GPT Embeddings (Classify Method)

This article is about the current version of Grooper.

Note that some content may still need to be updated.

2025

STUB

This article is a stub. It contains minimal information on the topic and should be expanded.

Would you like to see this article expanded? Let us know at groopereducation@bisok.com.

BE AWARE: GPT Embeddings is obsolete as of version 2025. The LLM Classifier and Search Classifier methods are the new and improved AI-enabled classification methods. GPT Embeddings is a Classify Method that uses an OpenAI embeddings model and trained document samples to tell one document from another.

GPT Embeddings should be considered a BETA feature.

This feature was recently added by the development team without a specific use case in mind.
Rather, it was developed in response to ChatGPT's growing popularity.
While it should work in theory, with no specific use case originating the feature, it has not been extensively tested.
As new use cases emerge that are suited for this feature, this section's documentation will be expanded.

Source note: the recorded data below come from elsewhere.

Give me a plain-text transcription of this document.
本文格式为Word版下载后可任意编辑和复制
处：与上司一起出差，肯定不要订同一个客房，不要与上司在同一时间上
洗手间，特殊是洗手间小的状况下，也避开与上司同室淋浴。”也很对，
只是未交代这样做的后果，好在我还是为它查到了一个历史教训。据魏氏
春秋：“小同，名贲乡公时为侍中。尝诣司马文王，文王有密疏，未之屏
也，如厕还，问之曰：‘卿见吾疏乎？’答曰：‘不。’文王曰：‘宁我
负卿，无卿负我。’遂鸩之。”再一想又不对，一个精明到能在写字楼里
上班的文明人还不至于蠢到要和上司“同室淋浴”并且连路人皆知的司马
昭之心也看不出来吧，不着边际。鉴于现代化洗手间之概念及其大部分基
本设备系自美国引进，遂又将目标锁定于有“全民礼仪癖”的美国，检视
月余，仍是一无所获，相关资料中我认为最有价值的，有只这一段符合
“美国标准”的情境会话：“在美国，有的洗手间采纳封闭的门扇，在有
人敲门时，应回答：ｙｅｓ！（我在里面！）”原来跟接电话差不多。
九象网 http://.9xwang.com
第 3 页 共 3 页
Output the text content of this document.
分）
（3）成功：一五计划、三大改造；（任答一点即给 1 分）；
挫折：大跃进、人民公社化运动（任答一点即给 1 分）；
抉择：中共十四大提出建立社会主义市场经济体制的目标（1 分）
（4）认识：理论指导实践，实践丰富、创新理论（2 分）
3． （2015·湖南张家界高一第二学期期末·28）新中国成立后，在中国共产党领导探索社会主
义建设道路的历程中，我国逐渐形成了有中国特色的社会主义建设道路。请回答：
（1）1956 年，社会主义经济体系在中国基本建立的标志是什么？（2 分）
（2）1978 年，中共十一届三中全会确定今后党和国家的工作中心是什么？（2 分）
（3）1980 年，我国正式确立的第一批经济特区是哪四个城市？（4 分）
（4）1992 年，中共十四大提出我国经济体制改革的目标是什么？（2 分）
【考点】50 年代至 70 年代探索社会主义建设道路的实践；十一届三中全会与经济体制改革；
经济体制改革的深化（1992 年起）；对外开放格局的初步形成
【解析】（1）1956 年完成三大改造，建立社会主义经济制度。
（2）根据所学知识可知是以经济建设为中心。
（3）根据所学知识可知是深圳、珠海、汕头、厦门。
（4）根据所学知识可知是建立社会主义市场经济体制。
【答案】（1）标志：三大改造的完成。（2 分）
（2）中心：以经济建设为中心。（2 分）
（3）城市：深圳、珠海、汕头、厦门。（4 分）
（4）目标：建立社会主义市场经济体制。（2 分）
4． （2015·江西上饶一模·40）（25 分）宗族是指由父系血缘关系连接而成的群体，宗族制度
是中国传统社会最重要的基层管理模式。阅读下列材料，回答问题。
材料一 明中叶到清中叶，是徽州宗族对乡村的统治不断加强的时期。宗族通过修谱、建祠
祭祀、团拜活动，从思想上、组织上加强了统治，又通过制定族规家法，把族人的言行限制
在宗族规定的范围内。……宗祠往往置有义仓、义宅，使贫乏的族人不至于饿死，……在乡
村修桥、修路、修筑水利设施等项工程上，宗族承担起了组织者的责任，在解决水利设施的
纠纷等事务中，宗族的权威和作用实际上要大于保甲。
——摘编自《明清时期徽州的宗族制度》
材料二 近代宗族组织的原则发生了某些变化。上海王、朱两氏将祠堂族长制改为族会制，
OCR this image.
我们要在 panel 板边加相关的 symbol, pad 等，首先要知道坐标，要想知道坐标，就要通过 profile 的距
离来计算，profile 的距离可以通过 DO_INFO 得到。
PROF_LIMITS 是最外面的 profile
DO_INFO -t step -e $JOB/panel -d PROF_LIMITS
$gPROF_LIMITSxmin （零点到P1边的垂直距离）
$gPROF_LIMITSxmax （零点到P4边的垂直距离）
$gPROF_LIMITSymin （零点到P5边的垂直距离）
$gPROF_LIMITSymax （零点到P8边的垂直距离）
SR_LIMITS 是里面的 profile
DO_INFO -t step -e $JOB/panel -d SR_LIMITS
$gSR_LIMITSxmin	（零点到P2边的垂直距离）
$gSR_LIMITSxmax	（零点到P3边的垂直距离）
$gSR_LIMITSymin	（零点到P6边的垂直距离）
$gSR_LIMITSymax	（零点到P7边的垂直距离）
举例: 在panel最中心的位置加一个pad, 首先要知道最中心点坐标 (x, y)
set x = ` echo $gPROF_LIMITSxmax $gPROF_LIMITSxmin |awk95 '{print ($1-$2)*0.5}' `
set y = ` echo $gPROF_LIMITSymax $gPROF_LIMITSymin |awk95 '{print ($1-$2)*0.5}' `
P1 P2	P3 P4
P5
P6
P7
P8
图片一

An embedding is a vector (list) of numbers. You can determine the difference between embeddings based on the distance between their vectors. A small distance between embeddings suggests they are highly related. A low distance between the embeddings suggests they are less related.

When using GPT Embeddings to classify documents, you will train the Content Model by giving Grooper example documents for each Document Type. The GPT model will assign the Document Types embeddings based on the text content from each trained document. When documents are classified (using the Classify activity), embeddings from the unclassified document are compared to the trained embedding values for each Document Type. Documents are then assigned the Document Type with the most similar embeddings.

For more information on embeddings, visit the following OpenAI documentation:

https://platform.openai.com/docs/guides/embeddings

⚠

Please be aware embeddings have a maximum number of input tokens per request. This means there is a cutoff point for longer documents. How many input tokens are available depends on the GPT model you're using.

OpenAI recommends using the "text-embedding-ada-002" model for embeddings.
This model has 8191 maximum input tokens available.